Bilecik Şeyh Edebali Üniversitesi merkez kampüsü, çağdaş heykel sanatının seçkin örneklerini bünyesinde barındırarak açık hava müzesi kimliğine kavuştu. Güzel Sanatlar ve Tasarım Fakültesi’nin girişimleri ve İstanbul Maden İhracatçıları Birliği’nin katkılarıyla, ulusal ve uluslararası platformlarda sergilenen sanatsal değeri yüksek eserler kampüsün çeşitli alanlarına yerleştirildi; üniversite mekânları estetik ve düşünsel bir boyut kazandı.

Heykeltıraş Tuba İnal’ın, 2010 yılında 7. Natural Stone Fuarı’nda sergilenen eserleri, doğal taşın yalın gücünü çağdaş formlarla birleştirerek kampüsün açık alanlarında izleyiciyle buluşuyor. İnal’ın çalışmaları, taşın doğallığını korurken mekânla kurduğu güçlü ilişki sayesinde izleyiciyi durmaya, düşünmeye ve eseri farklı açılardan deneyimlemeye davet ediyor.
Kampüste dikkat çeken diğer eserler ise 2008 Milano Fuarı’nda heykeltıraş ve tasarımcılar Matali Crasset ve Defne Koz tarafından sergilenen çalışmalar oldu. Uluslararası tasarım dünyasında önemli bir yere sahip bu eserler, fonksiyon, form ve malzeme arasındaki sınırları sorgulayan yaklaşımıyla öne çıkıyor ve modern tasarım anlayışını kampüsün kamusal alanına taşıyarak küresel sanat diliyle yerel mekân arasında güçlü bir bağ kuruyor.

Sanat yolculuğu bununla sınırlı değil. 2013 yılında düzenlenen “Taşı Yaşatan Tasarımlar” yarışmasında üçüncülük ödülü alan Gözde Nalçacı imzalı eser de kampüste farklı bir noktada sergileniyor. Nalçacı’nın çalışması, taşın hafızasını ve kültürel sürekliliğini ön plana çıkarırken, geleneksel malzemeyi çağdaş bir yorumla yeniden ele alıyor.

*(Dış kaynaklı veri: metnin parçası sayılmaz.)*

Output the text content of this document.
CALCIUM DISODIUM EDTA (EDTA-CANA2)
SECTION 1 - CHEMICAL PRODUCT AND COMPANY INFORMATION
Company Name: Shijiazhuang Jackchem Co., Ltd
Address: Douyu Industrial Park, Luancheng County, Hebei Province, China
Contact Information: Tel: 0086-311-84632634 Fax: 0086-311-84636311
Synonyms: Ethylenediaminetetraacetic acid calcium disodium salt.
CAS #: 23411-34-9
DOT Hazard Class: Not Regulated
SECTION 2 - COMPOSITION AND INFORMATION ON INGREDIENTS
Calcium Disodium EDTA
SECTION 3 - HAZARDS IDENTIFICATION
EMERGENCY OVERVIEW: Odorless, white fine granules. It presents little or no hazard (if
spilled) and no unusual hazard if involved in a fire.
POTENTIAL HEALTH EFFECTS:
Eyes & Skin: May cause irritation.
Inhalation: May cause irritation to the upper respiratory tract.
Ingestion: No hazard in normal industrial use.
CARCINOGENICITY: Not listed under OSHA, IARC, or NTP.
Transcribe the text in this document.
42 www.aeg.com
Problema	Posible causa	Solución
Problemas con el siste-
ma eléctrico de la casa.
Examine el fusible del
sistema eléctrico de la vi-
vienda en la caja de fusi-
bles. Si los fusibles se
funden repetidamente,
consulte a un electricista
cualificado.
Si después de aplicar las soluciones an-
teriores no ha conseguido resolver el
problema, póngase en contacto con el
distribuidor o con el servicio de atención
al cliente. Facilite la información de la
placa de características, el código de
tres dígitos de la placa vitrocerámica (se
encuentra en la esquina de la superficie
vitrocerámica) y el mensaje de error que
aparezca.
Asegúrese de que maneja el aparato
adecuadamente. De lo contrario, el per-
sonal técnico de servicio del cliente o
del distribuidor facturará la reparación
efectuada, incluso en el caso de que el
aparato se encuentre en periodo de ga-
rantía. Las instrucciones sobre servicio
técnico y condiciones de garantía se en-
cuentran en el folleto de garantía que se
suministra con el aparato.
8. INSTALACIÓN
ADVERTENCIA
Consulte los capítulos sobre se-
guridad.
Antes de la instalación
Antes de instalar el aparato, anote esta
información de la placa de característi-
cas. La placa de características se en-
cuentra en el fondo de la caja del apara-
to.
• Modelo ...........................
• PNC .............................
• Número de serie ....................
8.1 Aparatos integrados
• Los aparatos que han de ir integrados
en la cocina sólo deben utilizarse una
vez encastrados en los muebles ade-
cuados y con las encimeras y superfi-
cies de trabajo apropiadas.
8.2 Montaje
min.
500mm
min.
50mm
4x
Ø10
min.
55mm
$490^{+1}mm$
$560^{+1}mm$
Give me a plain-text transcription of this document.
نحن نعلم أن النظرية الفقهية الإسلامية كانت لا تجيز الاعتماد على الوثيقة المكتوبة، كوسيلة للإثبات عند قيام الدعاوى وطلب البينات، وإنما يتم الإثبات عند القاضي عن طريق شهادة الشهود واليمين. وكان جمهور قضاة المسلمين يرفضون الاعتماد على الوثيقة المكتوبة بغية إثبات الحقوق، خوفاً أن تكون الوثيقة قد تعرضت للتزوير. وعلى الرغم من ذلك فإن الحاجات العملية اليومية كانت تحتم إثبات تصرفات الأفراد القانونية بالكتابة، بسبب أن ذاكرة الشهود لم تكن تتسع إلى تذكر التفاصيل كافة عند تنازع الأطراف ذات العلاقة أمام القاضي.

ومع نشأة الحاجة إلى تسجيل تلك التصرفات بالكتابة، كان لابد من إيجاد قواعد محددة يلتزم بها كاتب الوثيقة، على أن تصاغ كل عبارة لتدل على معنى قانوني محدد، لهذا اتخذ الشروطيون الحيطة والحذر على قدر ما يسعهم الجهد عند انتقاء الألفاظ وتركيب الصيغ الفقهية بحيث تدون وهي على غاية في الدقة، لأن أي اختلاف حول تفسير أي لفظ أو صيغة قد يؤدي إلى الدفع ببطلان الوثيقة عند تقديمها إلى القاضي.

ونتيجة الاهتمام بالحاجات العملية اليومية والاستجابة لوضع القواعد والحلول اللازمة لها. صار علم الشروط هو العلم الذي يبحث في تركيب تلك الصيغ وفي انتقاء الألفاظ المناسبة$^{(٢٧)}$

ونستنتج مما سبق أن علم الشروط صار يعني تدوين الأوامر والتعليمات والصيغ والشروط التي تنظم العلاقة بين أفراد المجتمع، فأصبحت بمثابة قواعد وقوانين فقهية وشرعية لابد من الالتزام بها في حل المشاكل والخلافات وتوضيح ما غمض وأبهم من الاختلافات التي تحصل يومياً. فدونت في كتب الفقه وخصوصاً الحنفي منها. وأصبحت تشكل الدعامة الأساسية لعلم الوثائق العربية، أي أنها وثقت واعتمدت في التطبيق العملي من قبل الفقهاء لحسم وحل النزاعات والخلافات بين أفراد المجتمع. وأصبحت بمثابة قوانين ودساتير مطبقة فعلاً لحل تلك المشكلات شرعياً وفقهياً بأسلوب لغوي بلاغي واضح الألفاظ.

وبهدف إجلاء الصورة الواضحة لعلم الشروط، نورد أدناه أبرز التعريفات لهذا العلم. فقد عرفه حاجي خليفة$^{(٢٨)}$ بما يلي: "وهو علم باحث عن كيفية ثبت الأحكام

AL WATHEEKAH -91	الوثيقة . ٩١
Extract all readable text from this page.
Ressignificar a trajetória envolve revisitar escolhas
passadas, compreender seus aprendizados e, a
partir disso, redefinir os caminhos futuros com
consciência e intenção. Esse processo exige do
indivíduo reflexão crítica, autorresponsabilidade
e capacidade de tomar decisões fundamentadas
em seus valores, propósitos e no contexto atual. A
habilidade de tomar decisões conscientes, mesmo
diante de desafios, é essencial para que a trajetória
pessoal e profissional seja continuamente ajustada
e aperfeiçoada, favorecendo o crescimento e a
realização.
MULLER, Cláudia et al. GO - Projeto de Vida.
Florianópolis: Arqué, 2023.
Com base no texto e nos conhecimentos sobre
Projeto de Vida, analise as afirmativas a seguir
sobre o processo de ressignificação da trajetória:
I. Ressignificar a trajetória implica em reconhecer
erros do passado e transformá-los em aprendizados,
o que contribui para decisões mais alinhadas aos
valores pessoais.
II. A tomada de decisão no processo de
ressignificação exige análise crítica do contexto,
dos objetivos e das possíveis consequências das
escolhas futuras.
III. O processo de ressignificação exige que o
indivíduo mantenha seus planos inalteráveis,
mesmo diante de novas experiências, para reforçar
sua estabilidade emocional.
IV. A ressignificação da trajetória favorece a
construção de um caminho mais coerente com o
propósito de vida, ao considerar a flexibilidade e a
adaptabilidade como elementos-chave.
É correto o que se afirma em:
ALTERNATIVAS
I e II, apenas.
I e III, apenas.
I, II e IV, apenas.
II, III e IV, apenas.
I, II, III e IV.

Bu eserlerin merkez kampüse yerleştirilmesiyle birlikte Şeyh Edebali Üniversitesi, yalnızca eğitim alanı olmanın ötesine geçerek sanatın gündelik yaşamla iç içe geçtiği bir kültür ortamı sunuyor. Akademisyenler, idari personel ve öğrenciler, ders aralarında veya yürüyüş sırasında bu heykellerle karşılaşarak sanatla doğrudan ve doğal bir etkileşim kurma fırsatı buluyor.